[Low] The southwestern region of Rhode Island has four state representatives and two senators, but there will be election contests in only half of the area’s General Assembly districts this fall. One of the senators, Minority Leader Dennis L. Algiere, of Westerly, will again be unopposed in District 38. And in a repeat of 2016, two of the House members, Republican Rep. Blake A. Filippi, of Block Island, in District 36, and Democrat Samuel Azzinaro, of Westerly, in District 37, will also have no opponent. That leaves a Senate race between Republican incumbent Elaine Morgan, of Hopkinton, and Democrat Jennifer C. Douglas, of Charlestown, in District 34, and two House countests: a rematch between Democratic Rep. Brian Patrick Kennedy, of Westerly, and independent Michael James Geary, of Hopkinton, in District 38; and a challenge to Rep. Justin K. Price, R-Richmond, from Democrat William Degnan, also of Richmond, in District 39 (another candidate, Democrat Colin E. Lescroart, collected only 46 signatures). With the exception of Geary, all of the candidates were party-endorsed.
We’re looking forward to the campaigns, but it’s a sad state of affairs that challengers did not emerge in the districts represented by Algiere, Azzinaro, and Filippi. Yes, there were only 217 votes against Algiere in Westerly and Charlestown in the last general election, but it is a disservice on the part of the Democrats not to put somebody on the ballot. Healthy democracy depends on competition, and voters need to question and hear the candidates’ ideas in the context of an actual campaign. Important issues arise in every election cycle. Ask yourself what sort of countries stage elections in which the representative of the ruling party gets 97.5 percent of the vote, as Azzinaro did two years ago. All three are fine legislators, but it’s been a while since they’ve been tested.
[Low] The fate of the financially struggling Ashaway Ambulance Association could rest with the Hopkinton Town Council tonight, when it is due to consider releasing $60,000 of town grants that were budgeted to the association but withheld pending the resolution of management problems. The association has moved to comply with the council’s demands, and the final two items — a business plan and a nepotism policy — are on the agenda. The release of the money could assure continued operations, but broader goals of improved public safety were dealt a setback last week when members of the Ashaway Fire District, voting 13-12, defeated a resolution that would have given the ambulance service $50,000 to hire personnel for evening and nighttime duty.

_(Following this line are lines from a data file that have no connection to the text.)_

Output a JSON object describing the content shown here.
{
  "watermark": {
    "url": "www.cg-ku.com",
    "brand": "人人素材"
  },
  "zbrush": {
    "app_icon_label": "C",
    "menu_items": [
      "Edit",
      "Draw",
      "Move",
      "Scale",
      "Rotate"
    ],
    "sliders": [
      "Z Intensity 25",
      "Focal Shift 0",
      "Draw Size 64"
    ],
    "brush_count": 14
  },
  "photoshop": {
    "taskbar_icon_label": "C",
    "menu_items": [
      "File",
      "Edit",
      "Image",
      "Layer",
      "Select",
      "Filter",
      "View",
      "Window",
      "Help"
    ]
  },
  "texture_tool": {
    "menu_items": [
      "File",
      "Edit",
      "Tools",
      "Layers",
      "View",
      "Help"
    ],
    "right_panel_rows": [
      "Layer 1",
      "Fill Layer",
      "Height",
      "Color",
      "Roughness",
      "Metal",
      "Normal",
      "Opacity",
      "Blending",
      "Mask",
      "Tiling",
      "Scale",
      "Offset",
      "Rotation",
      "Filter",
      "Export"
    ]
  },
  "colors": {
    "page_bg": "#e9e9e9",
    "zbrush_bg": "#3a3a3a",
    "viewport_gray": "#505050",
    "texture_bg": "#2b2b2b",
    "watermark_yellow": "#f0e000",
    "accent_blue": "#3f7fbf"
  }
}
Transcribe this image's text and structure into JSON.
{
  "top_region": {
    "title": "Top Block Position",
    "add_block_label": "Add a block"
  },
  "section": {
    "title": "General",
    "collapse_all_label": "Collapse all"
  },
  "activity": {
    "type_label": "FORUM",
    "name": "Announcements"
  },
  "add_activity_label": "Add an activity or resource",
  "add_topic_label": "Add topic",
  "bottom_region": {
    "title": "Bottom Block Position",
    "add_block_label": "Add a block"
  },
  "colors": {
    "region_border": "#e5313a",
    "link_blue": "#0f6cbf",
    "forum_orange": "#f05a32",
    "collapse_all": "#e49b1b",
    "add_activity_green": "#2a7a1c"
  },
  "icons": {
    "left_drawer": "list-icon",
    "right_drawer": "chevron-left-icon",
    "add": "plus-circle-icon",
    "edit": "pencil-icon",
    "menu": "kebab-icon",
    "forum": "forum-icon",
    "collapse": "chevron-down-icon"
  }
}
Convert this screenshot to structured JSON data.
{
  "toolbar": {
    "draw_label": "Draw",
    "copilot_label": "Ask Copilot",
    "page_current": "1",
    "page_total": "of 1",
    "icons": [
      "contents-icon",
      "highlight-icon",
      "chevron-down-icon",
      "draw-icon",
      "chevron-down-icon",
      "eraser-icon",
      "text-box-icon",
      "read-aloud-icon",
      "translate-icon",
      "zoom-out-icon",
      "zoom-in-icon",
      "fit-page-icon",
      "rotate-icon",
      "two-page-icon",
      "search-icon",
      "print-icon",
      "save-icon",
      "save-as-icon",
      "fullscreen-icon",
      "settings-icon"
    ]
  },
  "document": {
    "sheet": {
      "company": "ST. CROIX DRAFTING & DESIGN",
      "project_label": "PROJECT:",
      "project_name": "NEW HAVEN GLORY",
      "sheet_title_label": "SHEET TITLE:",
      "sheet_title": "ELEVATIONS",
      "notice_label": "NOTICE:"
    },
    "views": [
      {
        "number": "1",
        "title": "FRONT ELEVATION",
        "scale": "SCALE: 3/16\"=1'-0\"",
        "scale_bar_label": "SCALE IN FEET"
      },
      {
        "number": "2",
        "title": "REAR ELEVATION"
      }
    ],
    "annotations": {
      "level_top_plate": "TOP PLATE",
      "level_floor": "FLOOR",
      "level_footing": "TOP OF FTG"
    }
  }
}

The vote was a shock to the fire commissioners, especially since firefighters and ambulance personnel, had they shown up, could easily have outvoted the taxpayers. Hopkinton Fire Chief Ronnie Sposato declared that the opponents of the proposal were jeopardizing their own safety. But the fire district has a yearly operating budget of less than $500,000, and voters said they were worried that the $50,000 contribution would become a yearly occurrence. The need for additional coverage, however, appears to be a genuine concern: Ashaway, with its proximity to I-95, receives frequent dispatch calls, and its ambulances are often in the best position to respond to emergencies in the area. Its base is about 8 miles away from the Hope Valley Ambulance Squad, and in an emergency every minute counts. In the first six months of the year, the service recorded 262 responses; June, with 56 responses, was one of the busier months. Those numbers would certainly increase if the association could expand its roster.
[High] There’s big money in electronic tolling. How much became apparent last week with the release of data from the Rhode Island Department of Transportation on the first month of the state’s tractor-trailer tolling program.The results beat the department’s estimates: 188,815 tolled vehicles, 11,000 more than expected, and billings amounting to $626,000: This from only the first two gantries, in Hopkinton and Exeter on I-95. The DOT said it released the figures “to maintain transparency about the program and to demonstrate the stability of the system.” Perhaps most surprising was the lack of cheating. Local towns were apprehensive, fearing that many of the heavy trucks would divert to Route 3, but the DOT estimated the number at only four per day. So far so good. Why should the long haul trucking industry, which pays tolls in other Northeastern and New England states, feel entitled to an exemption in Rhode Island?